The Alameda County Reparations Commission told the Board’s ad hoc committee on May 30 that it needs administrative sponsorship, research partnerships and funding to complete a thorough countywide reparations action plan.
Chair Deborah said the commission’s original modest budget—about $51,000 for stipends and meeting space—was insufficient for the two‑year program of listening sessions, city‑level research, policy analysis and legal review commissioners envision. The commission’s early estimate places total needs in the roughly $5,000,000 range over its work period, with individual subcommittees still developing itemized budgets.
"To do the work over the next two years [we] landed in that $5,000,000 range," Chair Deborah said, listing community facilitation, research, policy and legal expertise. The infrastructure subcommittee estimated roughly $1,100,000 for outreach, marketing, digital and in-person engagement, particularly to reach unincorporated parts of the county.
Commissioners requested that a county department sponsor the commission operationally so volunteers can access county staff support and an administrative home. Chair Deborah said the new Office of Diversity, Equity and Inclusion is not yet staffed enough to absorb the commission and recommended an interim sponsor (suggestions included Social Services, Behavioral Health, or the county Human Rights Commission staff). President Miley and other supervisors said the request is reasonable but suggested a formal work session to define what sponsorship would mean and to evaluate county capacity.

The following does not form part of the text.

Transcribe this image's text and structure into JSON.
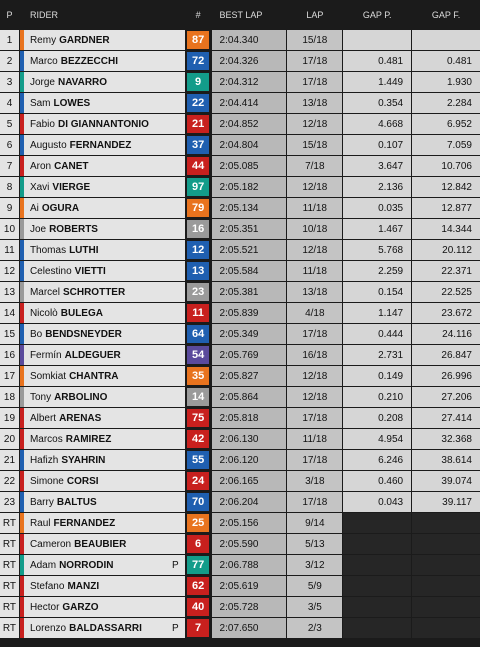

The commission also asked the Board to authorize academic partnerships and a tailored MOU. The commission referenced prior approaches—San Francisco’s county program, Hayward’s Russell City work and state task force materials—and suggested soliciting fellows or contracted research support from local universities; the Board asked for a clear scope of work and for draft terms the commission recommends.
Timing and next steps: the committee and commission agreed to a sequence of follow-ups: the commission will finalize subcommittee itemized budgets at its June 12 meeting; an ad hoc committee meeting is expected in early to mid‑July to review those budgets; the Board will hold a July work session (target July 30) to discuss the academic MOU scope and the fiscal-year request; and supervisors targeted September for any formal budget action. The Board noted external grant opportunities (for example, Robert Wood Johnson Foundation) could supplement county funding but any acceptance of outside funds requires Board approval.
What was not decided: the ad hoc committee did not approve any funding at the meeting and requested a rolled‑up, itemized budget before advancing a county budget request.
Quotes: Chair Deborah said, "We quickly realized... facilitation for community listening sessions, research on where disinvestments occurred, and legal expertise will be essential." Supervisor Marquez warned the board will need a clear itemized budget before committing county funds.